Houellebecq’s grasp of Girard’s theory is plainly lacking (or maybe it’s just deliberately and provocatively obtuse). He fails to see that for Girard “desire” means more than just sexual desire, while competition is itself mimetic.
But maybe that’s not so serious, at least where his task as a novelist is concerned. I mean that in this case he doesn’t have to “get” Girard fully for his incomplete understanding to inform what he’s saying about his characters. Houellebecq wants to say that Indy’s tendency to hate has strengthened over time to the point of suppressing in her the more human impulses of jealousy and sexual desire that might have entitled her to our sympathy.
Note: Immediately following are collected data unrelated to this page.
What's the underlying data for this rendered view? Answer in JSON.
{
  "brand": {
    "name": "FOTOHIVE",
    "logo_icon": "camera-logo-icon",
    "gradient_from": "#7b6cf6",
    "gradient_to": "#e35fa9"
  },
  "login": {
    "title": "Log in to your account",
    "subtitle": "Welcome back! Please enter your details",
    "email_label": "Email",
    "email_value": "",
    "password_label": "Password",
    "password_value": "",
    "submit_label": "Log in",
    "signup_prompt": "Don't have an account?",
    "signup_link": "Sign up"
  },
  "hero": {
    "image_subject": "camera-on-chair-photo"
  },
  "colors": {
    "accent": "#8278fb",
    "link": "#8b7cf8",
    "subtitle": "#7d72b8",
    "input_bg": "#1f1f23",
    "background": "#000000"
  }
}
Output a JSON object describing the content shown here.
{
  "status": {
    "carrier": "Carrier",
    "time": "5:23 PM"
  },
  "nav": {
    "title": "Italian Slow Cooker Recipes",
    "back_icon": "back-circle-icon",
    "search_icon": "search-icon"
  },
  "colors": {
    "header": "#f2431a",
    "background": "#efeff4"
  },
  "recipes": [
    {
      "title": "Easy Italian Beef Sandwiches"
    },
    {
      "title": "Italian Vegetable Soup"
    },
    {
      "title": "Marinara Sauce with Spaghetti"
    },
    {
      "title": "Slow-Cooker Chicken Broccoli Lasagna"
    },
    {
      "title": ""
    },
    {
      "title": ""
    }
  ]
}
Once a softer, less loathsome creature, she has become a rage-driven virago who, we suspect, will stop at nothing to exact revenge, and whom Houellebecq seemingly wants us to dislike.
The reference to Girard, in other words, however uncomplimentary, works much as a reference to animal magnetism might work in a Balzac novel—as a ready-at-hand instrument for revealing character. Though it fails to say much about Girard and his theory, it contributes to revealing something about Indy and her relationship with Aurélien.
On a deeper level, Houellebecq’s dismissal of Girard may say something about Annihilation as a whole. The novel goes out of its way to avoid creating dramatic tension. It barely touches upon adultery and sexual jealousy, two traditional themes of the European novel that, in all fairness, Houellebecq has never showed much interest in addressing, maybe because both imply the existence of bourgeois limits that in the world of his fiction have been mostly swept away.
Instead, Annihilation shows us reasonably stable, loving couples (Indy and Aurélien are the exception) struggling together against external forces—grave illness, unemployment, the French public healthcare system, shadowy terrorists, electoral rivals, even “Western nihilism.”
Girard thought that “internal mediation”—competition—was the essence of the modern world. And that at their best, nineteenth- and twentieth-century novels by the likes of Stendhal and Proust revealed it. Houellebecq seems intent on showing that the twenty-first-century novel can get away with ignoring it.
Just read your review in Compact - love it. Reading Houellbeq (I just now forgot how to spell his name - middle age strikes again) as a Catholic is the only way to read Houellbeq. If you read him & don't immediately covert to Catholicism, what are you even thinking? Lol
Is it more a literary device than the author’s view? The character doesn’t understand Girard, but isn’t that the whole point?